The Star’s extra was its first since Saddam Hussein was captured in December. The 20,000 papers that arrived on newsstands Wednesday afternoon followed a handful of extra editions from the 1969 moon landing to the 2001 terrorist attacks.

Most papers, including the St. Louis Post-Dispatch, opted against extra editions, in large part because of the timing of Kerry’s concession, first reported just after 11 a.m. EST.

“By the time we would have had an extra, it would have been out late afternoon,” Managing Editor Arnie Robbins said. The staff chose instead to concentrate efforts on Thursday editions.

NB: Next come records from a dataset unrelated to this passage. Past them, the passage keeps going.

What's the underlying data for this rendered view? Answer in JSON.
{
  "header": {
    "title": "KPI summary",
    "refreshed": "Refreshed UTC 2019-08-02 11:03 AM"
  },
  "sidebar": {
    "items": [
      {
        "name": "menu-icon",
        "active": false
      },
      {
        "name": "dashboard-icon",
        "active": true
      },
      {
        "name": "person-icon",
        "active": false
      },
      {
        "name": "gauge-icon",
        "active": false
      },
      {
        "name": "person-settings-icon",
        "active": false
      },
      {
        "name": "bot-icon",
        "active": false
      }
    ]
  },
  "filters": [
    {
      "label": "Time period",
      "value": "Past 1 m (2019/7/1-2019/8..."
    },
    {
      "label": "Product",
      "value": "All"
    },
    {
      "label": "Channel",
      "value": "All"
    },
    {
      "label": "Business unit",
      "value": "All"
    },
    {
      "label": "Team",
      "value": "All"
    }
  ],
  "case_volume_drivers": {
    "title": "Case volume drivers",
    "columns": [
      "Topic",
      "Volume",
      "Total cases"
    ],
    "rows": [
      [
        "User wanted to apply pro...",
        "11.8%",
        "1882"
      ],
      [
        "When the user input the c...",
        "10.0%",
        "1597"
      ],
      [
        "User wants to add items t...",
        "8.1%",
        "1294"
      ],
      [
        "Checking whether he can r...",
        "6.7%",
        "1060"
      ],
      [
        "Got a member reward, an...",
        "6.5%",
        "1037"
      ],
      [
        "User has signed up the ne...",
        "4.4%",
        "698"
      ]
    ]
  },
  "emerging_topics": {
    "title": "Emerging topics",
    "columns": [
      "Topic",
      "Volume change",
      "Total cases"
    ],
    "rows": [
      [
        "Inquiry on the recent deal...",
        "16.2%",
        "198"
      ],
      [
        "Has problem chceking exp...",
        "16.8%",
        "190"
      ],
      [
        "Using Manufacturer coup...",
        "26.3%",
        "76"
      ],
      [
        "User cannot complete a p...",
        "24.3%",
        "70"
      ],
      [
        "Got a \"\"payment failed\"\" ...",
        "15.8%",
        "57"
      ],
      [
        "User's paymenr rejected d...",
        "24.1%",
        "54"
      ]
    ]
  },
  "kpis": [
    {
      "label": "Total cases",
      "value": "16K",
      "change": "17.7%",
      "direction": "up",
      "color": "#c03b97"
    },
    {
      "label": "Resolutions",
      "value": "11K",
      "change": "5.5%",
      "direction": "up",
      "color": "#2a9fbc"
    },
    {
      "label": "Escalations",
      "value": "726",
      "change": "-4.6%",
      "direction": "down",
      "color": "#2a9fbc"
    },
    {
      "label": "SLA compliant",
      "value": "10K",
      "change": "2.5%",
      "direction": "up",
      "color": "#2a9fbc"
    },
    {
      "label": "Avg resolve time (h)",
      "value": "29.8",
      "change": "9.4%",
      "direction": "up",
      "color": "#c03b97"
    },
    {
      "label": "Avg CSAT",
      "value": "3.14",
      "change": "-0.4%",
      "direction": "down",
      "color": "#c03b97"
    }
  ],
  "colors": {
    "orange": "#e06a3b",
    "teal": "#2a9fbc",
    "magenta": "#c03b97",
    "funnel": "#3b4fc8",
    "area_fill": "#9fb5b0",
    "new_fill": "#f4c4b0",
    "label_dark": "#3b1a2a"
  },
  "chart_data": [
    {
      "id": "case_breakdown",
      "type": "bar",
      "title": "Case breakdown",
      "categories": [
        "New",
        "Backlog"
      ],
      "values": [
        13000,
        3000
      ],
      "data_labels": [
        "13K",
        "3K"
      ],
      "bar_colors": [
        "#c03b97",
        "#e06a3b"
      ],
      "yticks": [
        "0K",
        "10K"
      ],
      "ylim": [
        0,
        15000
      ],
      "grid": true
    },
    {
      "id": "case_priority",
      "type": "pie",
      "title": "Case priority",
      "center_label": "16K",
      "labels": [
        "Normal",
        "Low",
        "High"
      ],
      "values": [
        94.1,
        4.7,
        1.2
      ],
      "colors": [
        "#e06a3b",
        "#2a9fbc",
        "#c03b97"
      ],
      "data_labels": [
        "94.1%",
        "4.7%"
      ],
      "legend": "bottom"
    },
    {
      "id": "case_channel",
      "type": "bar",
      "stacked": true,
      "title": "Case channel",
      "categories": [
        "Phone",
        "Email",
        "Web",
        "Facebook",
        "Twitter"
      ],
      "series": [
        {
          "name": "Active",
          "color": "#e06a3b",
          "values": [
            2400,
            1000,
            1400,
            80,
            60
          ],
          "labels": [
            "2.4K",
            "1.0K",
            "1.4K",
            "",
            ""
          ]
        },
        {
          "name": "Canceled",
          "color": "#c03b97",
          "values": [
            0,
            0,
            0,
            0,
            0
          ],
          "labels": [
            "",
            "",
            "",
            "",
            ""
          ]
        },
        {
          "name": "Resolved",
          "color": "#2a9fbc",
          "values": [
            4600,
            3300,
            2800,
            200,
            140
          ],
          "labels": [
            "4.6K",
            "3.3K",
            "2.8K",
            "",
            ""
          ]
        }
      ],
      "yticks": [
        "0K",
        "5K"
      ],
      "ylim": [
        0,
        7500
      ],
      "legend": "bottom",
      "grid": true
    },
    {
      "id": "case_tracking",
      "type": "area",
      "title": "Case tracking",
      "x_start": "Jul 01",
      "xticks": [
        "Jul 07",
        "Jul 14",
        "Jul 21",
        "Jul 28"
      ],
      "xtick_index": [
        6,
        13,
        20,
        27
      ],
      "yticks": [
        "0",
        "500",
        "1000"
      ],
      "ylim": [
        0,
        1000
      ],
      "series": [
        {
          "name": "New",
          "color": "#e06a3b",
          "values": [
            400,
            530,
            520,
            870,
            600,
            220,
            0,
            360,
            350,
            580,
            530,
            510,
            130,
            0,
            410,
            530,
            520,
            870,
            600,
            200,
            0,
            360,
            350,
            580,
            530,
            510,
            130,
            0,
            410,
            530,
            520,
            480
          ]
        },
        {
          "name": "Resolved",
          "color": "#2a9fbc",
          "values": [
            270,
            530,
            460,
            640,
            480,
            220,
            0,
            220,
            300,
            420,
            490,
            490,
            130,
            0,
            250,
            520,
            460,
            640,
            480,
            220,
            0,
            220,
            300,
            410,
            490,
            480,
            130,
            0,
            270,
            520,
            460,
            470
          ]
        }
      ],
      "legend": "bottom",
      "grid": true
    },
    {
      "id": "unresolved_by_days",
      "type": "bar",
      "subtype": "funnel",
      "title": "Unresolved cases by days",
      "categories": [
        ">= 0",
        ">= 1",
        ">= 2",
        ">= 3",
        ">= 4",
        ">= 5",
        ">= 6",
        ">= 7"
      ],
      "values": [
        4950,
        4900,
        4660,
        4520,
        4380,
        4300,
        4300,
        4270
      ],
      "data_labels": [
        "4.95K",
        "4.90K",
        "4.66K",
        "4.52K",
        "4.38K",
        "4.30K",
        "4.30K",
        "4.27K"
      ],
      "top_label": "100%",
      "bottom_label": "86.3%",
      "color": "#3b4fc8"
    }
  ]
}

Newspaper extras were commonplace a half-century ago but have grown increasingly rare with the Internet and 24-hour news channels.

“In the electronic age, an actual newsprint extra is both a remarkable rarity and sort of an admirable anachronism,” said George Kennedy, a former newspaper editor and a journalism professor at the University of Missouri in Columbia.

At least one paper put an Internet-age twist on the traditional extra.

Denver’s Rocky Mountain News published two extra editions with the actual newspaper pages viewable only online. The later edition was posted about 5:30 a.m. Wednesday.

“Extras are extremely expensive. They’re very difficult to do,” Editor John Temple said. “But there’s something about front pages that really memorialize an election.”